Les équipes de Terre des Hommes à Gaza et en Cisjordanie continuent d'apporter un soutien vital aux enfants et à leurs familles. Néanmoins, nos opérations ont été lourdement affectées par la situation dans l'ensemble des territoires palestiniens occupés. À Gaza, les équipes de Terre des Hommes sont confrontées à de graves pénuries de nourriture et d'eau et cherchent à survivre entre déplacements et perte de leurs proches. Elles continuent à organiser activement l’accès à l'aide humanitaire, y compris aux services de santé, d'assainissement et de protection.  En Cisjordanie, les équipes de Terre des Hommes ne peuvent plus accéder à Hébron, Naplouse et Jénine, mais nous continuons à apporter notre soutien en travaillant en étroite collaboration avec nos organisations partenaires de la communauté. 

Nous sommes bouleversés par la force des enfants et des jeunes Palestiniens qui dénoncent les violations de leurs droits. À Gaza, des enfants ont organisé une conférence de presse pour demander la fin des hostilités. D'autres enfants se mobilisent sur les médias sociaux pour témoigner des violences qu'ils subissent. Lors de nos propres conversations avec les enfants, ils nous disent qu'ils ont besoin de sécurité et de paix. 

Terre des Hommes appelle les dirigeants du monde à mettre fin à la guerre contre les enfants dans les TPO. Cette guerre met en péril le principe d'humanité au cœur du droit international. 

Le monde prend conscience de l'urgence d'agir pour faire respecter l'intégrité du droit international et de la nécessité de prévenir l'escalade du conflit au Moyen-Orient. L'Afrique du Sud a porté devant la Cour internationale de justice une affaire concernant des violations présumées par Israël des obligations qui lui incombent en vertu de la convention sur le génocide. Les responsables de l'Union européenne avertissent que la guerre pourrait s'étendre aux pays voisins.

En cette période de crise sans précédent, les dirigeants courageux seront ceux qui prendront des mesures décisives pour mettre fin à la guerre contre les enfants palestiniens. L’inaction et le silence seront sévèrement jugés par l’Histoire.

Nous demandons aux dirigeants mondiaux de veiller à ce que les parties respectent les obligations qui leur incombent en vertu du droit international, y compris le droit international humanitaire, notamment en ce qui concerne la protection des civils et en particulier des enfants ; de mettre en place des procédures pour déterminer les responsabilités afin que les violations des droits des enfants ne restent pas impunies ; de garantir un accès humanitaire immédiat et sans entrave ; et de privilégier la voie diplomatique pour obtenir la libération de tous les otages.

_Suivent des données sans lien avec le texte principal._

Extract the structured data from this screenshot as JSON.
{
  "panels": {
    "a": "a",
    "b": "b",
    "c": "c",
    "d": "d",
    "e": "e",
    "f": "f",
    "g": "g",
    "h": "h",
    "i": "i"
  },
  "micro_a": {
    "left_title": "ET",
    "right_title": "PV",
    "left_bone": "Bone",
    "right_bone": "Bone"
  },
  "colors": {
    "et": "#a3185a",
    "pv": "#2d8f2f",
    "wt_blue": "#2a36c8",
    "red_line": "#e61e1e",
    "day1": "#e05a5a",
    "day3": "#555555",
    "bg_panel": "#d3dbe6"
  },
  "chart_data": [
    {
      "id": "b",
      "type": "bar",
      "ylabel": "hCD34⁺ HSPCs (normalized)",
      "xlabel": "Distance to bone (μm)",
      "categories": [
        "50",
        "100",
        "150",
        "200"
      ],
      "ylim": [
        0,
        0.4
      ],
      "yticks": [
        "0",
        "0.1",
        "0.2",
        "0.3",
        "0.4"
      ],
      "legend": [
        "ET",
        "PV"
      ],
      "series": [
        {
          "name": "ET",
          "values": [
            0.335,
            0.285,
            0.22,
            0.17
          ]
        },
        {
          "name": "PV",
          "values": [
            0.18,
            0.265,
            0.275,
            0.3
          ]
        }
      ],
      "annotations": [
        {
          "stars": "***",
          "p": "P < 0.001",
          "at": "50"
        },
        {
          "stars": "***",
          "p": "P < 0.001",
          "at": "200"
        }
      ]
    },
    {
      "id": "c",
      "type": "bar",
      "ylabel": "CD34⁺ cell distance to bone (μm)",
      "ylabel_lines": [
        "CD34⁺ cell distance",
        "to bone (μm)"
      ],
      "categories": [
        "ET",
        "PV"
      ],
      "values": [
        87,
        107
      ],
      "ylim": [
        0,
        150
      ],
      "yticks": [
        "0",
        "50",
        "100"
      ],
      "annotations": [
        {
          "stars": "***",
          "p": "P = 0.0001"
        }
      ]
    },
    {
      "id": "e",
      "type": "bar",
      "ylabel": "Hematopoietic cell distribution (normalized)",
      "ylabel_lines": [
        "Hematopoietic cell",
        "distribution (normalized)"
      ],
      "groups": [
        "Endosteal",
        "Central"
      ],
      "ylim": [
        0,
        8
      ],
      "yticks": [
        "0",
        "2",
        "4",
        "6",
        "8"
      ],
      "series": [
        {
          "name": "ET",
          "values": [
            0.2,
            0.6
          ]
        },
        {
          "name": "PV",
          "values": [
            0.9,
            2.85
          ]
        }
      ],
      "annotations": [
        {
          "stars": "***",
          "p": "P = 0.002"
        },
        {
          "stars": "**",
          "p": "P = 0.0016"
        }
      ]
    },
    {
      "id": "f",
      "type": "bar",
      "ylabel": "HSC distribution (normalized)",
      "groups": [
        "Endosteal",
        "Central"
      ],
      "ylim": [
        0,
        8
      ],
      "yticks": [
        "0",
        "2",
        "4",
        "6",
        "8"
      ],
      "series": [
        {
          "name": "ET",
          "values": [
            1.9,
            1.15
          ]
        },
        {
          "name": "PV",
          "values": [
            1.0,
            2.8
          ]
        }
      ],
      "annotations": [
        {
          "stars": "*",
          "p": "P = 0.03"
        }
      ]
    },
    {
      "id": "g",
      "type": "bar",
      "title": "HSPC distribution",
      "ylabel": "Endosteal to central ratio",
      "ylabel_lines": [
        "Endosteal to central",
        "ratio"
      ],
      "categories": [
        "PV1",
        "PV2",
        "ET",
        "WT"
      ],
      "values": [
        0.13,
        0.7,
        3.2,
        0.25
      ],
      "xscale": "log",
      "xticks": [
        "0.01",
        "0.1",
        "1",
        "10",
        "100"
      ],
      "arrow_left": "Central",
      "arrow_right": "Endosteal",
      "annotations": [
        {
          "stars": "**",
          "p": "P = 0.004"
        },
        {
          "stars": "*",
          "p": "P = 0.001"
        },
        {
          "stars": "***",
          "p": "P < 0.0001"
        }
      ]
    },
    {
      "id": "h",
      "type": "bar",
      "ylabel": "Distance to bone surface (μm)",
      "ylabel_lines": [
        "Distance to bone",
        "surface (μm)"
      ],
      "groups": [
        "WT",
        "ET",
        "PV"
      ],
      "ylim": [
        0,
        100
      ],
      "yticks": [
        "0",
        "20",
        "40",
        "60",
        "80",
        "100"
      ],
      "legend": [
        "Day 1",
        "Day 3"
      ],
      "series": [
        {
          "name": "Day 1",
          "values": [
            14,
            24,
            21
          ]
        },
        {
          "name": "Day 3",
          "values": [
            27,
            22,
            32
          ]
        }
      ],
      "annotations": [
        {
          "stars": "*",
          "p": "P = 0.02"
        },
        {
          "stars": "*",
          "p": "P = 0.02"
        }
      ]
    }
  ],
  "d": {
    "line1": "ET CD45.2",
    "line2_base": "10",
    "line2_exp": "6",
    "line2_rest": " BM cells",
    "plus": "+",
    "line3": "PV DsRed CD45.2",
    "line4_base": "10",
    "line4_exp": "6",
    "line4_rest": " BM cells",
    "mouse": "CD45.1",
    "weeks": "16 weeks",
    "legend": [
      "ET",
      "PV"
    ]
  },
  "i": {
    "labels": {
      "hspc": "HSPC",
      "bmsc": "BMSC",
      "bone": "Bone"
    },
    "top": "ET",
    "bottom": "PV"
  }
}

Nous demandons aux dirigeants mondiaux de faire tout ce qui est en leur pouvoir pour accélérer les efforts en vue d'un cessez-le-feu immédiat et permanent, condition préalable à une paix juste et durable qui permettra à tous les enfants des TPO de jouir pleinement de leurs droits.

Signé par : 

  • Valérie Ceccherini, Secrétaire générale de la Fédération internationale de Terre des Hommes
  • Barbara Hintermann, Directrice générale, Terre des hommes Lausanne 

La déclaration a été envoyée directement à plus de 30 dirigeants, bureaux et institutions, dont le secrétaire général des Nations unies, António Guterres, la présidente de la Commission européenne, Ursula von der Leyen, et la présidente de la Confédération suisse, Viola Amherd.